YouTube today announced YouTube TV, a new online pay TV service which will cost $35 per month and offer content from the four major broadcasters and their affiliates. The comment below may be attributed to Jan Dawson, Chief Analyst, Jackdaw Research. Jan can also be reached for further comment at email@example.com or 408 744 6244. A version of this comment was posted earlier at Tech Narratives, where Jan weighs in on the day’s major tech news stories.
YouTube TV is a great reminder of just how hard it is to truly disrupt the traditional US pay TV ecosystem. Like the other services we’ve seen previously, it looks like YouTube is determined to hit a $35 price point and has had to make a series of arbitrary decisions about what should be in or out in order to achieve that. In its case, the focus is on the four large broadcasters and their affiliates, but that means it excludes the Turner channels, HBO, AMC, and lots of other popular content. That includes some major sports content, especially basketball, which detracts from YouTube’s message here that this is a great package for sports fans. The other big limitation is local availability, since YouTube only has deals to offer channels from local affiliates owned by the broadcasters. This continues to be one of the big barriers to true disruption in pay TV, and is likely to remain so for the foreseeable future.

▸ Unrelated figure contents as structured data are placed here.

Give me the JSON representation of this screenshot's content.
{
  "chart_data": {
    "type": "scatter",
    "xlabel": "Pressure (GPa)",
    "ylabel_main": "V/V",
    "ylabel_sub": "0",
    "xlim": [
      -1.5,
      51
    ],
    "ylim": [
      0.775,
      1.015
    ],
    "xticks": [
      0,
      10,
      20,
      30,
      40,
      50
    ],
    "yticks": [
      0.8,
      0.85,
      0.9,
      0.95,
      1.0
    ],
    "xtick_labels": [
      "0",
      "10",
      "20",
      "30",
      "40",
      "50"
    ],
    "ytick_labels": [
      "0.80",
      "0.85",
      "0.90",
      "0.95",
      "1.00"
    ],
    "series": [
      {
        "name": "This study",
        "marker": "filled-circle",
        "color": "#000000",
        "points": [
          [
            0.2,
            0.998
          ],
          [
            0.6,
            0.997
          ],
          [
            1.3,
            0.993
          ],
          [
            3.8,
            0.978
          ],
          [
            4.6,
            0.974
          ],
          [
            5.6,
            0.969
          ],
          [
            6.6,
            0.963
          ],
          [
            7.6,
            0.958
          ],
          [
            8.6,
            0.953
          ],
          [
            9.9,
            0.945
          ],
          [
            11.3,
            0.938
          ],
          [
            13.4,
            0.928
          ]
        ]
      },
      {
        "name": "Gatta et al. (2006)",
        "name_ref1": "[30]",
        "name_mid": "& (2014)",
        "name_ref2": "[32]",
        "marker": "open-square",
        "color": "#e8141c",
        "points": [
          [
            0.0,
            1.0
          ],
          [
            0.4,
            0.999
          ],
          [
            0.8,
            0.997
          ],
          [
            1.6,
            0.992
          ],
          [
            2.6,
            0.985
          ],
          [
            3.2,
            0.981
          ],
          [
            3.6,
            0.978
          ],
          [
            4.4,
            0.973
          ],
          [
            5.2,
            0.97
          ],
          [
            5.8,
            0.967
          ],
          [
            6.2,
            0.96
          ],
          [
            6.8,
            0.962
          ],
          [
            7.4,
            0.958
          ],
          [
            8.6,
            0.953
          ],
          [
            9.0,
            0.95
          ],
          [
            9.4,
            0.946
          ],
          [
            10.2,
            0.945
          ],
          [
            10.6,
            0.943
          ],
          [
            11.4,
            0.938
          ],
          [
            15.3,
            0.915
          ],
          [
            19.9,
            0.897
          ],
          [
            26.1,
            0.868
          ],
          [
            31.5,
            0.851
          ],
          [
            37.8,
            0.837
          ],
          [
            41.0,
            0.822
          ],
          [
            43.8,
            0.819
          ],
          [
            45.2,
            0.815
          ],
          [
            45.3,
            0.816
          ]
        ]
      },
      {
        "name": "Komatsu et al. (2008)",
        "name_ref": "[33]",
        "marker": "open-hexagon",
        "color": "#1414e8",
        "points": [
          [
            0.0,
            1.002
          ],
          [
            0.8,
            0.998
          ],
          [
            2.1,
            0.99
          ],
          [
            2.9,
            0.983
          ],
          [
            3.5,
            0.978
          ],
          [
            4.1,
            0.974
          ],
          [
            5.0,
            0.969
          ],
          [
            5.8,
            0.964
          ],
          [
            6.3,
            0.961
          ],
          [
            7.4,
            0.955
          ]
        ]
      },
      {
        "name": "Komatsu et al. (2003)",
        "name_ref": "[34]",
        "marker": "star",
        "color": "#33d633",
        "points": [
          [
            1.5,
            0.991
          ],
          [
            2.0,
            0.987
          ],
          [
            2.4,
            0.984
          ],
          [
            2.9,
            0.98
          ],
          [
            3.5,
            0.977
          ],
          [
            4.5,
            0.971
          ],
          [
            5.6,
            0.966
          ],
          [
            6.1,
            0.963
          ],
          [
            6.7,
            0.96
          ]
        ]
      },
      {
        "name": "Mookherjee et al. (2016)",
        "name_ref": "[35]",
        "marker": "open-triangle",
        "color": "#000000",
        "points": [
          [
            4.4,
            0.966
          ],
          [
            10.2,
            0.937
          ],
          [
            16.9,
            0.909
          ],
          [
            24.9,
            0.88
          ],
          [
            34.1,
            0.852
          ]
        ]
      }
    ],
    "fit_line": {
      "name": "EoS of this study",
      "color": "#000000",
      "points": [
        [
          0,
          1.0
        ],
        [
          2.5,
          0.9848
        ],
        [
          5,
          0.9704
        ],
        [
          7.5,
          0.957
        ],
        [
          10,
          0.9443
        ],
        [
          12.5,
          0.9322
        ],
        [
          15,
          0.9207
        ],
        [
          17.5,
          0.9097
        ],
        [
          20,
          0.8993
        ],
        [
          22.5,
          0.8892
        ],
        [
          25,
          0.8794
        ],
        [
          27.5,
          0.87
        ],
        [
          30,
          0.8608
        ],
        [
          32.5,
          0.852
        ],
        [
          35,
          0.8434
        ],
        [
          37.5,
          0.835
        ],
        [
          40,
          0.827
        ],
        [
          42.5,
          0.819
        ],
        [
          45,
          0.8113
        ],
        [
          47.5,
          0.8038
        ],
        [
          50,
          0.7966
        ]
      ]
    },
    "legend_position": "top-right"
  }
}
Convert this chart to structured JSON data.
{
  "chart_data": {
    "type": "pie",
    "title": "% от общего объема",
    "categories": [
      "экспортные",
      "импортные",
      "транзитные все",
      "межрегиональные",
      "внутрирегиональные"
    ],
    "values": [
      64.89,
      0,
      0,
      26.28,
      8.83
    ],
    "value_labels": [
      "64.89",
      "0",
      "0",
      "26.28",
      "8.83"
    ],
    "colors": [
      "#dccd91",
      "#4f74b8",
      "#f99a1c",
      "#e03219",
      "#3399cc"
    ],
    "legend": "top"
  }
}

Every over the top streaming alternative to traditional pay TV is handicapped in at least one way, and often several. YouTube TV will offer cloud-based DVR as a differentiator, but the missing cable networks are a big downer. This is basically a four-way deal with the big broadcasters and their cable affiliates, but it means if you want any of the other networks you’re still going to have to buy Sling, DirecTV Now, Sony Playstation Vue, or whatever else comes down the pike later this year. There’s a certain irony to the fact that, though these services are nominally disruptive, they actually offer even less choice individually in many cases than the pay TV services they’re aiming to replace. We’re still a long way from being able to choose a bundle of channels that makes sense to us, rather than having to buy a bundle someone else configured for business reasons.